Generell zeichnet das ACL Fellowship-Programm Mitglieder aus, die mit ihrer Forschung einen außergewöhnlichen Beitrag zum Gebiet der Computerlinguistik leisten, sei es in Form von wissenschaftlicher und technischer Exzellenz, in Form von Diensten für die Community und für die Gesellschaft. Die Anzahl der neuen Fellows, die in einem Jahr ernannt werden, sollte nicht mehr als 0,2 Prozent der aktuellen ACL-Mitglieder ausmachen.

Sie forschen zu Künstlicher Intelligenz, Computerlinguistik und Modellen des maschinellen Lernens. Bitte geben Sie einen kleinen Einblick in Ihre Projekte und einige Anwendungsbeispiele.

Meine Arbeitsgruppe forscht breit an Methoden der automatischen Sprachverarbeitung. Ein Beispiel ist die automatisierte Beantwortung von Fragen in unterschiedlichen Sprachen. Dabei wird Big Data im Internet einbezogen – um sehr große Sprachmodelle zu trainieren, die in den Analysen zum Einsatz kommen, aber auch als ein sehr großer Wissensspeicher, aus dem wir Antworten auf wichtige Fragen automatisiert beziehen.

Grundlage hierfür sind sprachübergreifende Modelle der Textähnlichkeit, mit denen wir einerseits bedeutungsähnliche Fragen und andererseits die relevanten Antwortbestandteile, gegebenenfalls in unterschiedlichen Sprachen, finden. Das ermöglicht eine effiziente Recherche und die Nachnutzung des menschlichen Wissens. Weitere Beispiele aus unserer Arbeit sind intelligente KI-Sprachassistenten, um Fakten auf ihren Wahrheitsgehalt zu überprüfen, oder in großen Mengen der wissenschaftlichen Literatur nach Evidenz zu recherchieren. Ethische Aspekte der Sprachverarbeitung und der KI im Allgemeinen spielen in unserer Forschung eine immer wichtigere Rolle.

Wie läuft Ihr wissenschaftlicher Austausch mit internationalen Fachkolleginnen und -kollegen?

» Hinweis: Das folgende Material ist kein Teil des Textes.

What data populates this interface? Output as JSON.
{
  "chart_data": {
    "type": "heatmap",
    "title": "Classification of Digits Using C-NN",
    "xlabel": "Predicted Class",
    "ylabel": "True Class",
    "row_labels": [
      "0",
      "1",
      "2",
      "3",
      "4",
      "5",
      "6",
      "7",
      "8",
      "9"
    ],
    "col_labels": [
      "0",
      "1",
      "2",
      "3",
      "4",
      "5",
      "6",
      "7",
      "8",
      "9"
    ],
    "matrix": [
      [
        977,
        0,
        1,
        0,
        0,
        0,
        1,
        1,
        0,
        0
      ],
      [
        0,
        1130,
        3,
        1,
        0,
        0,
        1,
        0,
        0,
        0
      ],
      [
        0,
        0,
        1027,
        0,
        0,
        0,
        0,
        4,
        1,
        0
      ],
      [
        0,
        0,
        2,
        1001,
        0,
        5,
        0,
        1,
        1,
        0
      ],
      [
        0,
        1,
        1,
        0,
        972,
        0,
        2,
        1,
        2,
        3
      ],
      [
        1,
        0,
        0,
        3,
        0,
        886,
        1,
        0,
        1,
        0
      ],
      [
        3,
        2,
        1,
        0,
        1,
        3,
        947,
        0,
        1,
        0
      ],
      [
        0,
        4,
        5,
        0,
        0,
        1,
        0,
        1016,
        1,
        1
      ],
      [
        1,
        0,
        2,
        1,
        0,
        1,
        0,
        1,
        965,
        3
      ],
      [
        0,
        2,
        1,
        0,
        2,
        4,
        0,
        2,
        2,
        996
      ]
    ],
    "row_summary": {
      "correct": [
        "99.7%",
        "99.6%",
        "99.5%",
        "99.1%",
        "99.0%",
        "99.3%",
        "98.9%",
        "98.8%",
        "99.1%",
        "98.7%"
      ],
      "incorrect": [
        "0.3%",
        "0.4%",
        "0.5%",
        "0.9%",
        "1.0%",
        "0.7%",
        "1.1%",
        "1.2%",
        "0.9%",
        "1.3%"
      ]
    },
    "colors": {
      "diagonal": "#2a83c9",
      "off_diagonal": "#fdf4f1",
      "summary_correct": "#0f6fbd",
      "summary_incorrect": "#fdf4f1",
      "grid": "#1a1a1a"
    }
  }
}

Das umfasst verschiedene Ebenen. Zum einen tauschen wir uns auf jährlichen Top-Konferenzen aus, wo meine Arbeitsgruppe als eines der führenden deutschen Institute für die Sprachverarbeitung regelmäßig mit mehreren Beiträgen präsent ist. Zum anderen kooperieren wir mit Forschenden weltweit, so etwa mit der University of Cambridge, der University of Pennsylvania, der University of Bar-Ilan, aber auch mit Firmen wie Google oder DeepMind.

Sie haben soeben in der ACL auch das Amt „Vice-President-elect“ übernommen und werden im Jahr 2023 ACL-Präsidentin. Was steht auf Ihrer To-do-Liste?

Die Aufgaben umfassen die Vorbereitung und organisatorische Begleitung der ACL 2024 als die wichtigste Top-Konferenz mit derzeit rund 5.000 Teilnehmenden sowie die inhaltliche und strukturelle Weiterentwicklung von ACL. Vor Corona waren das sehr starke Wachstum der Fachgesellschaft, der enorme Anstieg in der Anzahl von Einreichungen und damit verbundene Herausforderungen im Begutachtungsprozess auf der Agenda.

In der Zwischenzeit kommt dazu, dass wir grundsätzlich neue virtuelle und hybride Formate für die Konferenzen brauchen, damit verbunden auch ganz neue Kompetenzen in der virtuellen Kommunikation. Dieses Jahr haben wir zum Beispiel gather.town als einen riesigen virtuellen Community-Space für den Austausch eingesetzt. Es hat viel Spaß gemacht.